Scarce map of Caspian Sea and adjoining regions, published in London by Herman Moll, based upon Carl van Verden's landmark mapping of the Caspian.
An inset view of the "City of Astracan" appears across the bottom of the map while the "City of Terky" room is also shown in inset at upper left and the "City of Derbent" above the title cartouche. Coastal towns are named along the western coast of the Caspian Sea.
Carl Van Verden or Karl Van Verden, was a Dutch seaman in the employ of the Russian Navy during the early 18th century. Van Verden is best known for his important 1719 - 1721 mapping of the Caspian Sea, which was the most sophisticated and accurate that had been issued to date. A significant cartographic achievement, Van Verden's work on the Caspian led directly to Peter the Great's 1722 invasion of Baku and Derbent and Russian hegemony in the region. Despite his achievements in the Caspian, Van Verden was later passed up by the Czar in favor of Vitus Behring for the commission to discover a Northeast Passage through the Russian Arctic.
Herman Moll (c. 1654-1732) was one of the most important London mapmakers in the first half of the eighteenth century. Moll was probably born in Bremen, Germany, around 1654. He moved to London to escape the Scanian Wars. His earliest work was as an engraver for Moses Pitt on the production of the English Atlas, a failed work which landed Pitt in debtor's prison. Moll also engraved for Sir Jonas Moore, Grenville Collins, John Adair, and the Seller & Price firm. He published his first original maps in the early 1680s and had set up his own shop by the 1690s.
Moll's work quickly helped him become a member of a group which congregated at Jonathan's Coffee House at Number 20 Exchange Alley, Cornhill, where speculators met to trade stock. Moll's circle included the scientist Robert Hooke, the archaeologist William Stuckley, the authors Jonathan Swift and Daniel Defoe, and the intellectually-gifted pirates William Dampier, Woodes Rogers and William Hacke. From these contacts, Moll gained a great deal of privileged information that was included in his maps.

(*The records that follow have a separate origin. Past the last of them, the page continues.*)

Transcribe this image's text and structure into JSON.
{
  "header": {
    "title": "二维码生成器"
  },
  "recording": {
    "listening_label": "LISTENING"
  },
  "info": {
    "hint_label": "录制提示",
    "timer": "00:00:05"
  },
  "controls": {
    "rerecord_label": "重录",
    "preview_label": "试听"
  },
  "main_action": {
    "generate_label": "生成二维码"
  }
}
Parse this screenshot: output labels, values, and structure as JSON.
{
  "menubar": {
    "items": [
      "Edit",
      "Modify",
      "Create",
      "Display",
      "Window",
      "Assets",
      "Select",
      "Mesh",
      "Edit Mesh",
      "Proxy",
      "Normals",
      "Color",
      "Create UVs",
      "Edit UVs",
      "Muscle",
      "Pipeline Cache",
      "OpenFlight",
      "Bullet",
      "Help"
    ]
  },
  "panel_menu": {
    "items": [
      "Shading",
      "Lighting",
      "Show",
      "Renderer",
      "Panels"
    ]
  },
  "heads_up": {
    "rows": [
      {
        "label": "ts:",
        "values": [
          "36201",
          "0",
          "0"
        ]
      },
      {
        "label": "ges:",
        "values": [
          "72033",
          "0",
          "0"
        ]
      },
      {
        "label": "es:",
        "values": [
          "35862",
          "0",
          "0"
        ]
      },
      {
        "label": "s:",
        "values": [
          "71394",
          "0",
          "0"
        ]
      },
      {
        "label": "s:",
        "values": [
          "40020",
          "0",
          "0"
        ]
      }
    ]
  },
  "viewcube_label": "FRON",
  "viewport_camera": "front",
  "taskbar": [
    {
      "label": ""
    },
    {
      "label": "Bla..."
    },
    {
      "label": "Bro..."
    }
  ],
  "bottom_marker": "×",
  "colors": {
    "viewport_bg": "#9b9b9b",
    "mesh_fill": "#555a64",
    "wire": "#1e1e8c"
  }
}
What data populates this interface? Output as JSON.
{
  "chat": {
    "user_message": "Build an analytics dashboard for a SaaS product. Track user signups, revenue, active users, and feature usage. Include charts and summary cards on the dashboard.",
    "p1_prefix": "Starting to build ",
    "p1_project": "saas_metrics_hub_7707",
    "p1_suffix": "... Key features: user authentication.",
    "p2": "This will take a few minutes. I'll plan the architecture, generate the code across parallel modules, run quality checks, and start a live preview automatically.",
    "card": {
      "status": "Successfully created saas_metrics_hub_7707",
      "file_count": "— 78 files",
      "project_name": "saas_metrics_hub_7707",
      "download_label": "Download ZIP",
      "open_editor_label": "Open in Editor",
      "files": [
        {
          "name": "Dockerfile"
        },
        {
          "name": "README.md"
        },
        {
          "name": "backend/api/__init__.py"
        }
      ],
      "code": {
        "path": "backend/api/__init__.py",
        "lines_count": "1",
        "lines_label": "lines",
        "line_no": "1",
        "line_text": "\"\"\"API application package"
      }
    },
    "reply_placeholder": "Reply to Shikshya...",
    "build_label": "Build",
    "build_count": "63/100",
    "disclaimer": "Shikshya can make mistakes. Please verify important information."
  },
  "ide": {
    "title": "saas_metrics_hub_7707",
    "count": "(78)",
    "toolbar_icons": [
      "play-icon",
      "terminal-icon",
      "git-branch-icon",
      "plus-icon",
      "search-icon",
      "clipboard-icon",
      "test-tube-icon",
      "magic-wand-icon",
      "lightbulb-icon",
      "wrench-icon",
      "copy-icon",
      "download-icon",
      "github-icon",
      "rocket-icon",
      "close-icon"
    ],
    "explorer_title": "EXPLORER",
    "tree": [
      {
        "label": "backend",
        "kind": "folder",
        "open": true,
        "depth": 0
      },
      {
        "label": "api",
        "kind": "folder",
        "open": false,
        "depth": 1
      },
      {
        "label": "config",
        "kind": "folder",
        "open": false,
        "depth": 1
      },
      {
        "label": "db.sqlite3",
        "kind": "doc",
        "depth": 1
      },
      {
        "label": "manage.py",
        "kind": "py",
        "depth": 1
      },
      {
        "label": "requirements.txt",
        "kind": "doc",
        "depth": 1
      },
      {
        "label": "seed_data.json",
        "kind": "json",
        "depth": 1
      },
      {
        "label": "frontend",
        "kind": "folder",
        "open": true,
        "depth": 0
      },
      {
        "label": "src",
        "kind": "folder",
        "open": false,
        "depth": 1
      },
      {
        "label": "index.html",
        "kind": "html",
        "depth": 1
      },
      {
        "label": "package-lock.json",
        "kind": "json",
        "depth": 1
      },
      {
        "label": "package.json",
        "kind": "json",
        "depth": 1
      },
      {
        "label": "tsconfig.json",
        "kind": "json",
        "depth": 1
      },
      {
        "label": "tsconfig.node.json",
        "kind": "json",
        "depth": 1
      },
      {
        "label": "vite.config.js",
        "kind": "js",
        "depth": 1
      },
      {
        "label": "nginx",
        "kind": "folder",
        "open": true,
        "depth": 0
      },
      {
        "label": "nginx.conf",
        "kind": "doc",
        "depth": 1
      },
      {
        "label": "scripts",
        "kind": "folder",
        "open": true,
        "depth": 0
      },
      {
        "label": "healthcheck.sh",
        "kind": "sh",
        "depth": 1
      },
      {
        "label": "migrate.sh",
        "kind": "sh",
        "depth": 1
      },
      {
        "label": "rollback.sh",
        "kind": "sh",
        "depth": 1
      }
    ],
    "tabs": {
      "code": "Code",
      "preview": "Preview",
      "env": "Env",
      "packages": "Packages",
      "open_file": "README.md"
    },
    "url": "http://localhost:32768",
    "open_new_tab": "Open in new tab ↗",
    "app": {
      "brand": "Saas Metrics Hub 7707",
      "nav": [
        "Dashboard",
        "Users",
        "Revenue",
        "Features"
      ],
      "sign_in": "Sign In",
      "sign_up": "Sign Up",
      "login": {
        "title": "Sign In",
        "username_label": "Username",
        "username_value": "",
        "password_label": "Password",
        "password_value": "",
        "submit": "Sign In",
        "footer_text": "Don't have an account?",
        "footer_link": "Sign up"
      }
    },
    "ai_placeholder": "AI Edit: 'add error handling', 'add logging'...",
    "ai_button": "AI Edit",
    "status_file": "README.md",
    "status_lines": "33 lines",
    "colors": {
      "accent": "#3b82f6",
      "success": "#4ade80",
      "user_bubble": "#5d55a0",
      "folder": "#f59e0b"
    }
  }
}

Over the course of his career, he published dozens of geographies, atlases, and histories, not to mention numerous sheet maps. His most famous works are Atlas Geographus, a monthly magazine that ran from 1708 to 1717, and The World Described (1715-54). He also frequently made maps for books, including those of Dampier’s publications and Swift’s Gulliver’s Travels. Moll died in 1732. It is likely that his plates passed to another contemporary, Thomas Bowles, after this death.